N’est-il point étrange que des hommes qui sont les représentans du pays, qui ont la tribune ouverte, qui peuvent déposer des propositions régulières, aillent adresser au « peuple » des manifestes comme pour faire appel à une pression extérieure et aux passions révolutionnaires, pour tout dire ? La droite a pris la gauche en flagrant délit de fausse opération, et naturellement elle n’a pas laissé échapper l’occasion. Elle a demandé sur-le-champ une discussion complète sur la question de dissolution. C’est aujourd’hui même que se livre à Versailles ce combat nouveau. Quel que soit le vote, il est bien clair que l’existence de l’assemblée ne tient pas à des pétitions ou à un coup de scrutin. C’est l’assemblée elle-même qui par ses œuvres peut retarder ou hâter la dissolution. Elle peut retarder la dissolution en mettant fin aux discussions irritantes, en revenant aux affaires sérieuses ; elle peut la précipiter au contraire en offrant le spectacle d’une division persistante, d’une assemblée coupée en deux. Alors le pays seul pourrait évidemment prononcer, et ce serait l’assemblée elle-même qui aurait préparé la crise où elle disparaissait.

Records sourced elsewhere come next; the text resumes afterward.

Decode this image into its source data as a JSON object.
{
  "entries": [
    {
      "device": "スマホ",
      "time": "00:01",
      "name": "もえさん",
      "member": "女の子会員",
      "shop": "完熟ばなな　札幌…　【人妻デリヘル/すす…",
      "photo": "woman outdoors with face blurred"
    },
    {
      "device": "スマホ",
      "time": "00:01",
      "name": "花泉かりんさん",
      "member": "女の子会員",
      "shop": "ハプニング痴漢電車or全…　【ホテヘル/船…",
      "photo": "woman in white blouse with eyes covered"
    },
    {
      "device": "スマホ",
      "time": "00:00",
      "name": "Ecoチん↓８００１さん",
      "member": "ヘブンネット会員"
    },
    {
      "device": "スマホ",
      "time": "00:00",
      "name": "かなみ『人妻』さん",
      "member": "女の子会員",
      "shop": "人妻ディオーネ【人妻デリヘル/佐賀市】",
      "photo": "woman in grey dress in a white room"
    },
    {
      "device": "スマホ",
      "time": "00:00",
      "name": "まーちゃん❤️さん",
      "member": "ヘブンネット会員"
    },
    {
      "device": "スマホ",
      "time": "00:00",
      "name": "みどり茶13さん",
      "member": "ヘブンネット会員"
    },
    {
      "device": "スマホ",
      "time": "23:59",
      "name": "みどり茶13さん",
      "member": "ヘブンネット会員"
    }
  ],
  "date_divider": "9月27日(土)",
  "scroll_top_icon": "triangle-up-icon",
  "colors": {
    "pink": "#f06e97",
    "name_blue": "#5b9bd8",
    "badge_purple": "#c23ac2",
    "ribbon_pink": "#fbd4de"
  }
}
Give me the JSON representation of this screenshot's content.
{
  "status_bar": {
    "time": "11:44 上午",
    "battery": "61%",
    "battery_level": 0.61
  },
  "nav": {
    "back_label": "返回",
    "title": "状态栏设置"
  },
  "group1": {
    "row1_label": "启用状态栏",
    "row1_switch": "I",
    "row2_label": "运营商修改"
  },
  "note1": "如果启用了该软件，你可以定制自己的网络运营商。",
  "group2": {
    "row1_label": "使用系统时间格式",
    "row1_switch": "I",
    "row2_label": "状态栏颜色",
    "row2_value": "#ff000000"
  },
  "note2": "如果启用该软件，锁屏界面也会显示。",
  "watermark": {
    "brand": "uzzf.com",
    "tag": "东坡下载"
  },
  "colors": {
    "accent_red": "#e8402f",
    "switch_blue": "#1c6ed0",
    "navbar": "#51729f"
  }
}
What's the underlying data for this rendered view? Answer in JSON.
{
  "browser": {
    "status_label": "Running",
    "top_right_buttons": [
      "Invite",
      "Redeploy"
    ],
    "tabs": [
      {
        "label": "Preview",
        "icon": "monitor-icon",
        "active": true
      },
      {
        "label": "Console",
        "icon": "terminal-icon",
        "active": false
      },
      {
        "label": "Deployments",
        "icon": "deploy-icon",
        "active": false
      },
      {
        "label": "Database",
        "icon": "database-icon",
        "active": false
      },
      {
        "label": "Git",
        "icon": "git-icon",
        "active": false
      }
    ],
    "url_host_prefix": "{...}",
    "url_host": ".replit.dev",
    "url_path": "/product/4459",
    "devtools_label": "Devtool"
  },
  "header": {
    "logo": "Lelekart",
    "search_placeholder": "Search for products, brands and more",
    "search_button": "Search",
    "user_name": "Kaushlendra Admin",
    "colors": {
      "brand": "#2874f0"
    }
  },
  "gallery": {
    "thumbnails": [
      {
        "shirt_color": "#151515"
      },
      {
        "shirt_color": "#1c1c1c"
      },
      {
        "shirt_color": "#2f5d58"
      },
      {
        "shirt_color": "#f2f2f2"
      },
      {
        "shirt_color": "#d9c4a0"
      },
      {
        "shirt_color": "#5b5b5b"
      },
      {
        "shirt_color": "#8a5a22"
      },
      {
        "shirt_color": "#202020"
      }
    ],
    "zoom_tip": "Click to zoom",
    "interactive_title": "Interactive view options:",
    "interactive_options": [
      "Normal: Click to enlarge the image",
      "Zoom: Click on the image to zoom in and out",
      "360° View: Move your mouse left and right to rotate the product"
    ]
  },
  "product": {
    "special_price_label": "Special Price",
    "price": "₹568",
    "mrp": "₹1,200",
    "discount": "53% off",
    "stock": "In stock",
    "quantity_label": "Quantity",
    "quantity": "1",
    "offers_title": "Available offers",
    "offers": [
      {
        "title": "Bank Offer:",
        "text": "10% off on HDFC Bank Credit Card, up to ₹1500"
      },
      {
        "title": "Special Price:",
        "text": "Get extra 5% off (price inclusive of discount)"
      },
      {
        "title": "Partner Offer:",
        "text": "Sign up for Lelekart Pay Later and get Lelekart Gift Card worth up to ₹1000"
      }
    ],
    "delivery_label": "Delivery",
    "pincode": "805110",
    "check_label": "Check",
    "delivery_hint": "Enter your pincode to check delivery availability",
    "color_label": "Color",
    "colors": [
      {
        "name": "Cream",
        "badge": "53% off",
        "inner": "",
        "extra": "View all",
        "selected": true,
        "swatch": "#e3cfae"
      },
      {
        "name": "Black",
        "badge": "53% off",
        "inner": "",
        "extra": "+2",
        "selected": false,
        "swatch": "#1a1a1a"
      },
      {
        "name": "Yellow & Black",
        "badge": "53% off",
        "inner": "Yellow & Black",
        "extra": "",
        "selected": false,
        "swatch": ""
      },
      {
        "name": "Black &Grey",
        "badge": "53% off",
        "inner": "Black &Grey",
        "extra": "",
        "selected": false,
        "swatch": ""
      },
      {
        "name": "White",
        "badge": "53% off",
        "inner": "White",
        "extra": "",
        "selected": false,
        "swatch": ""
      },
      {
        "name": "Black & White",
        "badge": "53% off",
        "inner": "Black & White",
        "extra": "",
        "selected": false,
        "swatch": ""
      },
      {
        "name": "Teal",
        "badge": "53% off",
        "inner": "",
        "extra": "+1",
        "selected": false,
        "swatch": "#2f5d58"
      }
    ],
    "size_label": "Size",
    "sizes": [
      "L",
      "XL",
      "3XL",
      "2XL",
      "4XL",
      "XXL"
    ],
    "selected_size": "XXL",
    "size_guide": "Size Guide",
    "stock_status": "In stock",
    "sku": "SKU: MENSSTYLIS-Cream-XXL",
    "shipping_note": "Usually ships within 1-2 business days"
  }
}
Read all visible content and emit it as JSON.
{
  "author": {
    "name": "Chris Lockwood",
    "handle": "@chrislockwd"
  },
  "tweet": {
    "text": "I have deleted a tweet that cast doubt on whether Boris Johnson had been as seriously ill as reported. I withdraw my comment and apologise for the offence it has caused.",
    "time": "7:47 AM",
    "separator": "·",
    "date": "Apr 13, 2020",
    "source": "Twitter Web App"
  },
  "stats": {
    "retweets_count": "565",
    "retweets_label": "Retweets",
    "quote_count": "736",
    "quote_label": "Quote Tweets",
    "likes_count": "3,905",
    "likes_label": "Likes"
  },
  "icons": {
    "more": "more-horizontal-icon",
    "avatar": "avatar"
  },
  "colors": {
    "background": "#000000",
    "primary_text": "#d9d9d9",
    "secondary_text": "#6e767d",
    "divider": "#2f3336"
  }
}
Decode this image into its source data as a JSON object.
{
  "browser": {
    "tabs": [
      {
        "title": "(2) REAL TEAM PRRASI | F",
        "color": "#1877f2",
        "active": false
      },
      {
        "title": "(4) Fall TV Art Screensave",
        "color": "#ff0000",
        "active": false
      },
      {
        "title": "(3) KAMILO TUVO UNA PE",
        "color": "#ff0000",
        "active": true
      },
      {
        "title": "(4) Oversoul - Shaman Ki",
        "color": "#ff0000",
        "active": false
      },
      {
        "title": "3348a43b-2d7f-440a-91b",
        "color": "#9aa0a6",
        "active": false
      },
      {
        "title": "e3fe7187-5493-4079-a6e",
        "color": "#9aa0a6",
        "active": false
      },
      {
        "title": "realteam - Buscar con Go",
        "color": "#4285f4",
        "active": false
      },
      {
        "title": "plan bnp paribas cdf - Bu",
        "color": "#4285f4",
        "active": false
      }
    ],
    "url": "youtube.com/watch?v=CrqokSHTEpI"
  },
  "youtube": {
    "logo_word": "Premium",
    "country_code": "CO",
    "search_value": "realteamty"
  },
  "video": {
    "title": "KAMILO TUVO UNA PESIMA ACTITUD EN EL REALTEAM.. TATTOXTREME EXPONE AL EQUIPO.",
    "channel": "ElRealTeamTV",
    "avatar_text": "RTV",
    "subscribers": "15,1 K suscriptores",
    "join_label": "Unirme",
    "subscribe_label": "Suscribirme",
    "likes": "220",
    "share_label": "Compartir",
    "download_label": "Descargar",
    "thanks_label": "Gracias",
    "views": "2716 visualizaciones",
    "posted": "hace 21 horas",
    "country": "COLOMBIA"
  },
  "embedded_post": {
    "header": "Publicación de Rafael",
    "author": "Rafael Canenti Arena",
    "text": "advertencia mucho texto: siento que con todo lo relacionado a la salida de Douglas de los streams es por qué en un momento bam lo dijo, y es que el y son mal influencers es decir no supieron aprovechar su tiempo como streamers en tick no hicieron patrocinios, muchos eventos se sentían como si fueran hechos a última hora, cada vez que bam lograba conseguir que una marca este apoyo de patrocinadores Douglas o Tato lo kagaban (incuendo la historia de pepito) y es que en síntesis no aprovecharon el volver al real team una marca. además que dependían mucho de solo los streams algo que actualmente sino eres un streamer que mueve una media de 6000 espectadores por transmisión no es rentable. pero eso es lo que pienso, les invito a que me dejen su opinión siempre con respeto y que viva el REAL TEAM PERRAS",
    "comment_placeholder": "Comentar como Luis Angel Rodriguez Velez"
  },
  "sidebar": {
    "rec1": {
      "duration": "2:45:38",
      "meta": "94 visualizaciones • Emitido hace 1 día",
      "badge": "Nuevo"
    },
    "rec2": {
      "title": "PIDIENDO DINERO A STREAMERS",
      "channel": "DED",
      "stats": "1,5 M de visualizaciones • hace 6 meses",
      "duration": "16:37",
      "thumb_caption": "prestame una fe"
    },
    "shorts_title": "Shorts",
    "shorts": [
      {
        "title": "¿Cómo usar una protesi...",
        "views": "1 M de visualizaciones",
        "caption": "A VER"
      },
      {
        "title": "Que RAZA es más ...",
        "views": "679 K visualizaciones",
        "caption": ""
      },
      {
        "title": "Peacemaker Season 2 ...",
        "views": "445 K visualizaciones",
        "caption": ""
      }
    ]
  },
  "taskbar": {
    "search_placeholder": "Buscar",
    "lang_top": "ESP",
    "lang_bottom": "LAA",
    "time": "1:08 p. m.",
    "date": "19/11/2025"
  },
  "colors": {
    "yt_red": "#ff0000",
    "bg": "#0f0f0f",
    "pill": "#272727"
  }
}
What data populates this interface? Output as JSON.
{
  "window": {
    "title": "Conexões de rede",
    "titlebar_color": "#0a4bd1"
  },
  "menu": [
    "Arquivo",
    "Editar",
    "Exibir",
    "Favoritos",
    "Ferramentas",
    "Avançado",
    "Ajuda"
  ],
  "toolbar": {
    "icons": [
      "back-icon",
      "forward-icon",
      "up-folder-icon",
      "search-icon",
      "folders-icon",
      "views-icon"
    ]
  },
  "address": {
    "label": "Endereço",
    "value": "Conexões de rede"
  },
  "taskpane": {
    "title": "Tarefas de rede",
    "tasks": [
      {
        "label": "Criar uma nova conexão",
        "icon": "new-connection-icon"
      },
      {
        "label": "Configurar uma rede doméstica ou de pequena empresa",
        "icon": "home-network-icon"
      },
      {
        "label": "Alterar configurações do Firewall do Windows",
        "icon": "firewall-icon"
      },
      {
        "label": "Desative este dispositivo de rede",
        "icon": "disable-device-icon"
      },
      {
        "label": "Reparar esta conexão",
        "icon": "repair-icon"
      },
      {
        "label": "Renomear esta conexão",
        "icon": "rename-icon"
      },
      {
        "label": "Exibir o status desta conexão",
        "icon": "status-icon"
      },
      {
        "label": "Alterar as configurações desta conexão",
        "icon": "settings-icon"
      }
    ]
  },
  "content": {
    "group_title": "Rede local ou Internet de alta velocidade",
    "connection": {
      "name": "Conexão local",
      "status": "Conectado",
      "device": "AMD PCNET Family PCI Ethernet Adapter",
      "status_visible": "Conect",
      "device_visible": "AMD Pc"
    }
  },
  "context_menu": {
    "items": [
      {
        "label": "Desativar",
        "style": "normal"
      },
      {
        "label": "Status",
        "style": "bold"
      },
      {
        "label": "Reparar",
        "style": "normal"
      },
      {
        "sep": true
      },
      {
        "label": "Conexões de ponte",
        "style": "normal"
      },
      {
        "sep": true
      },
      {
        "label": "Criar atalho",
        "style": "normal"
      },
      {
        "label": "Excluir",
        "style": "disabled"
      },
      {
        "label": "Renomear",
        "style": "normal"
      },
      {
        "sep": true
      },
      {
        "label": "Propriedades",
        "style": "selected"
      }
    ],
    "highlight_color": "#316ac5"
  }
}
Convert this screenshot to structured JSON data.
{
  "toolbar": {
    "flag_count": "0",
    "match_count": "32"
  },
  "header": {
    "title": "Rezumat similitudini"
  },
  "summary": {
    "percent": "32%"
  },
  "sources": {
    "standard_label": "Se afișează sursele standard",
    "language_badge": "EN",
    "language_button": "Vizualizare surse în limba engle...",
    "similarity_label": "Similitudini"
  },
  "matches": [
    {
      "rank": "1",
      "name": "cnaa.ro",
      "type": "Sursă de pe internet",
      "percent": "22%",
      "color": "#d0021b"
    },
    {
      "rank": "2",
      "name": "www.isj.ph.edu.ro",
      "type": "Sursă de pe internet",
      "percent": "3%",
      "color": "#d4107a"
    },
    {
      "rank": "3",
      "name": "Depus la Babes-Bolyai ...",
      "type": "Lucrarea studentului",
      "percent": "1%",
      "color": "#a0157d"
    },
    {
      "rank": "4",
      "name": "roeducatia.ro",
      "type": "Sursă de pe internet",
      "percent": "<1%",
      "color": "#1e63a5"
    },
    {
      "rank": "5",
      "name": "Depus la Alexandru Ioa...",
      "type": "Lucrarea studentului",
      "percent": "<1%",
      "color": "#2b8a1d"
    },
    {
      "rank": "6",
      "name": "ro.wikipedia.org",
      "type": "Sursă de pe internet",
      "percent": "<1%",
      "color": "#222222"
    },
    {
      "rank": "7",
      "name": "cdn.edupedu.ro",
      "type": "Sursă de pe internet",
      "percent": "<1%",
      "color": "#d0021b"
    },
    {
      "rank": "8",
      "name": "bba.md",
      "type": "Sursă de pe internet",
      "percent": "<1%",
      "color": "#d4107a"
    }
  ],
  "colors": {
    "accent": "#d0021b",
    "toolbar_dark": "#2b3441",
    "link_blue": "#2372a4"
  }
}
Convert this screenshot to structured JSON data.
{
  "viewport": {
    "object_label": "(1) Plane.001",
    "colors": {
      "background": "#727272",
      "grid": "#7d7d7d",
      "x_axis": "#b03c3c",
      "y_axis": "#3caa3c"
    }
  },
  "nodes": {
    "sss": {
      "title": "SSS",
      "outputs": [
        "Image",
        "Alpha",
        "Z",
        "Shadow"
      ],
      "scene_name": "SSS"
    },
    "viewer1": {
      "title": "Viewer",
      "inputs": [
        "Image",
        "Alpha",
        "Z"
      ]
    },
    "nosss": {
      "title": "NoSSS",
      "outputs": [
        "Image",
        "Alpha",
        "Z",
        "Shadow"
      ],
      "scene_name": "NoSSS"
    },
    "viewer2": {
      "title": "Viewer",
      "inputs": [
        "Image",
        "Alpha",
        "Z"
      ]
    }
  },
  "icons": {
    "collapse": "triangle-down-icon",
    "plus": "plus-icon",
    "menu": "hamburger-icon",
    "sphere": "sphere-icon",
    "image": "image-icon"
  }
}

Depuis que l’Autriche est entrée dans la voie libérale et constitutionnelle avec son dualisme un peu compliqué, ses ministères superposés et ses représentations diverses, elle a ce qu’on pourrait appeler une double vie parlementaire se déroulant à la fois à Vienne et à Pesth. La Cisleithanie a ses élections, ses discussions laborieuses ou passionnées, ses conflits de pouvoirs, de partis et de races ; la Hongrie a ses luttes parlementaires, ses crises ministérielles. Depuis quelques jours, à Pesth, il y a eu toute une succession d’accidens et de péripéties qui ont fini par la chute d’un cabinet ou du moins d’un président du conseil, au milieu d’une assez étrange mêlée des partis. L’imbroglio a été complet, et le chef du ministère hongrois, le comte Lonyay, a été la seule victime de cette confusion d’un moment. Par une singulière anomalie, ce sont ses amis qui l’ont laissé tomber sous les coups de leurs adversaires communs, et, par une bizarrerie de plus, son parti semble occupé aujourd’hui à panser les blessures de celui qu’il a livré aux antipathies de l’opposition.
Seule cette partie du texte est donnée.